Elements (vary by jurisdiction but typically include):

  1. A valid contract existed between the plaintiff and a third party
  2. The defendant had knowledge of the contract
  3. The defendant intentionally induced the third party to breach the contract
  4. The breach actually occurred
  5. The plaintiff suffered damages as a result

2. Tortious Interference with Prospective Business Relations/Advantage

Broader and harder to prove: the defendant interfered with a prospective economic relationship or deal that hadn't yet been contracted.

Additional requirement: In most jurisdictions, the defendant's conduct must have been improper — wrongful by some measure beyond merely competing (fraud, misrepresentation, threats, illegal means, or highly unethical conduct).

Examples

Interfering with contract: Company A has an exclusive supply contract with Company B. Company C learns about the contract, approaches Company B, and persuades them to breach the contract and supply to Company C instead by falsely claiming Company A defrauded them. Company A can sue Company C for tortious interference with contract.

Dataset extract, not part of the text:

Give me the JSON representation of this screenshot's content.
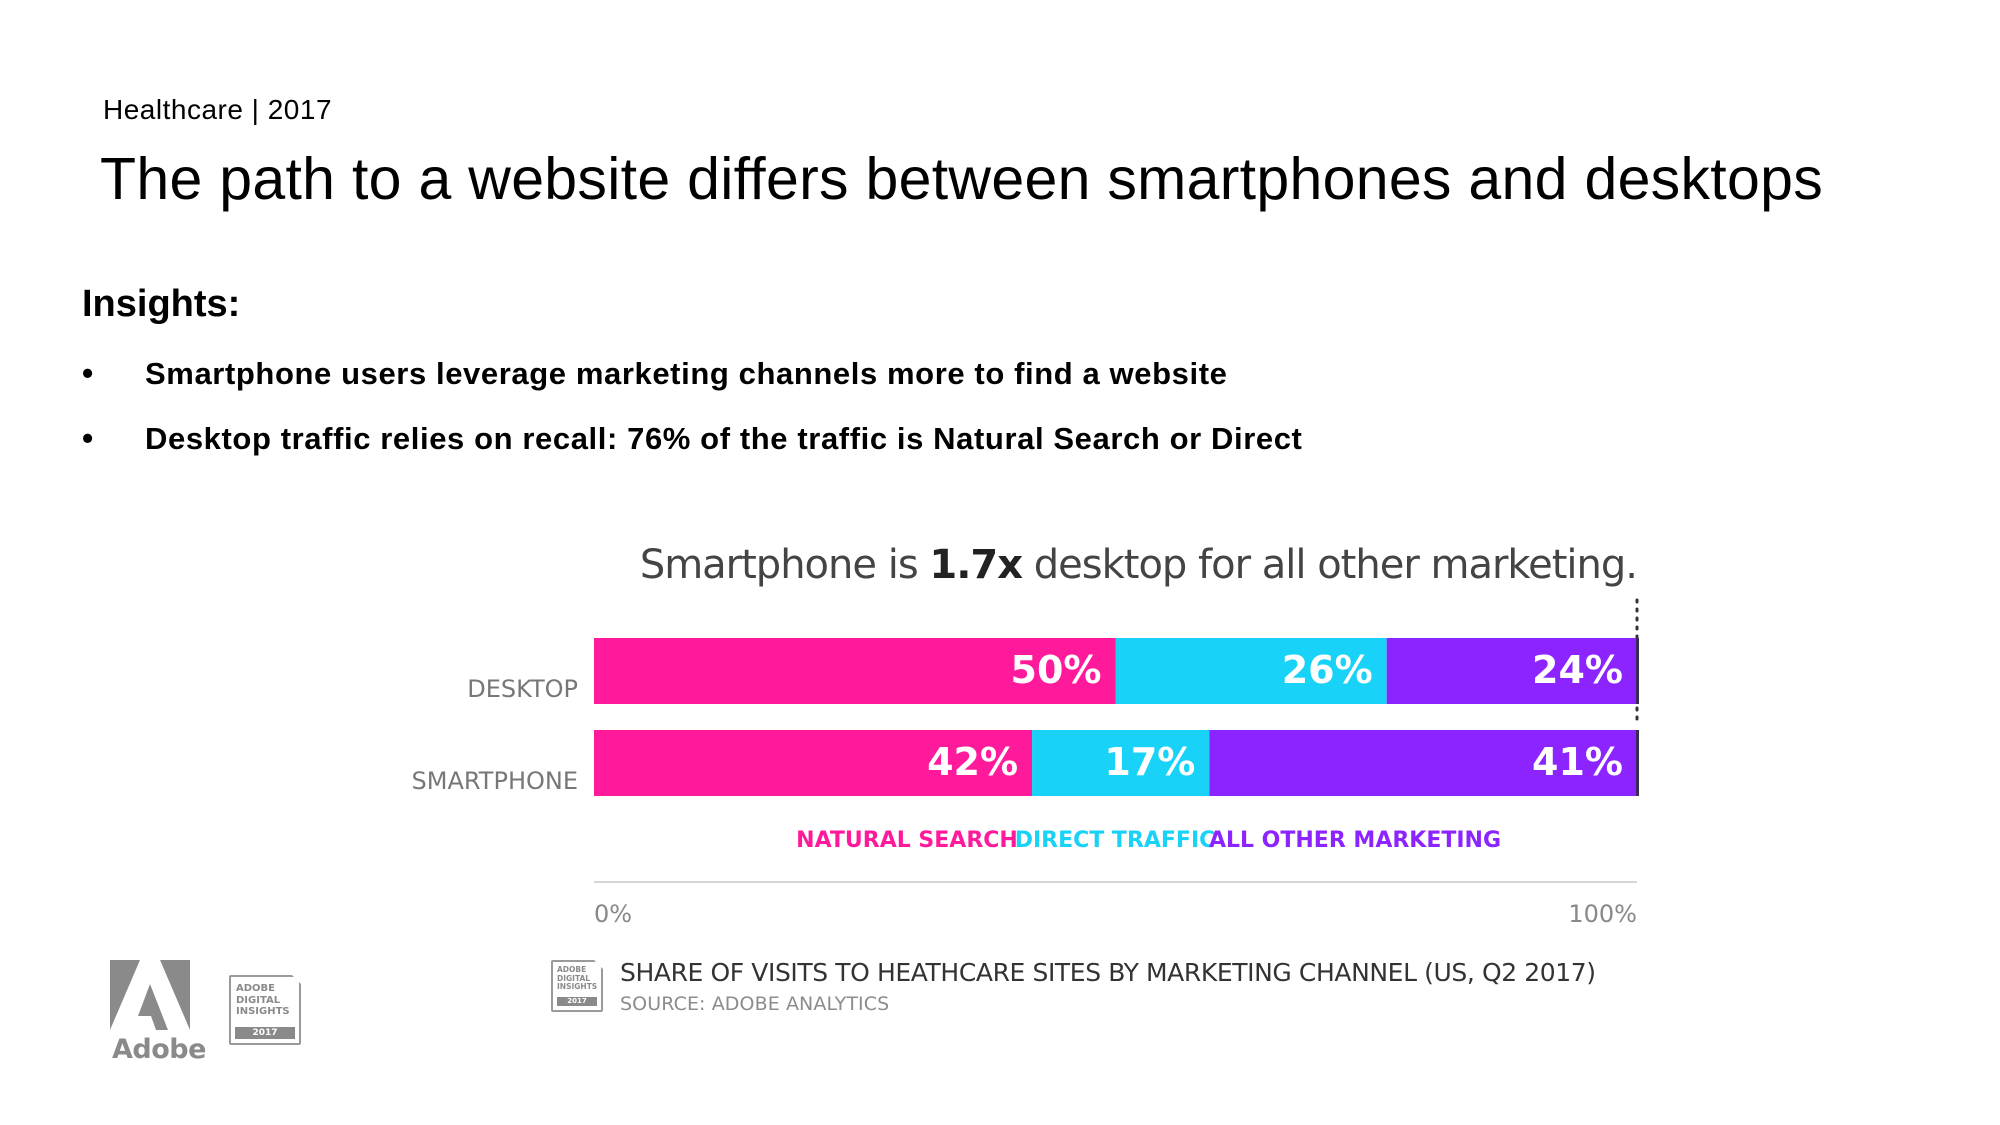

Interfering with prospective deal: A real estate developer is close to finalizing a deal to purchase property. A competitor spreads false rumors to the seller that the developer is financially insolvent, causing the seller to cancel negotiations. The developer could claim tortious interference with prospective business relations.

Competitor poaching: A company sends targeted offers to a competitor's employees under long-term contracts, inducing them to quit in breach of those contracts — potentially tortious interference.

What Is NOT Tortious Interference

Competition itself is not tortious interference. Legitimate competitive activity — offering better prices, superior products, or attractive alternatives — is not improper even when it causes someone to lose business.

Key distinctions:

  • Price competition: Offering to sell at a lower price than a competitor is not tortious interference
  • Better product: Winning a customer by offering a superior service isn't tortious interference, even if an existing contract allows termination
  • Truthful communication: Saying true things about a competitor's product is generally protected
  • Employee solicitation (of at-will employees): Generally not tortious interference; different analysis for employees under fixed-term contracts

The improper conduct element requires something beyond just competing — it must involve wrongful means (lies, threats, bribery, unlawful conduct) or achieve an improper objective.

Damages in Tortious Interference Cases

Plaintiffs can recover:

  • Lost profits: Economic losses directly caused by the interfered-with contract or relationship
  • Lost business value: Where interference caused lasting damage to business relationships
  • Consequential damages: Other foreseeable economic harms flowing from the interference

Courts may also award punitive damages in cases involving egregious, intentional misconduct.

Proving tortious interference requires documentation of the existing relationship, evidence of the defendant's knowledge and intentional conduct, and quantification of economic damages — making it important to work with experienced business litigation counsel when pursuing or defending against such claims.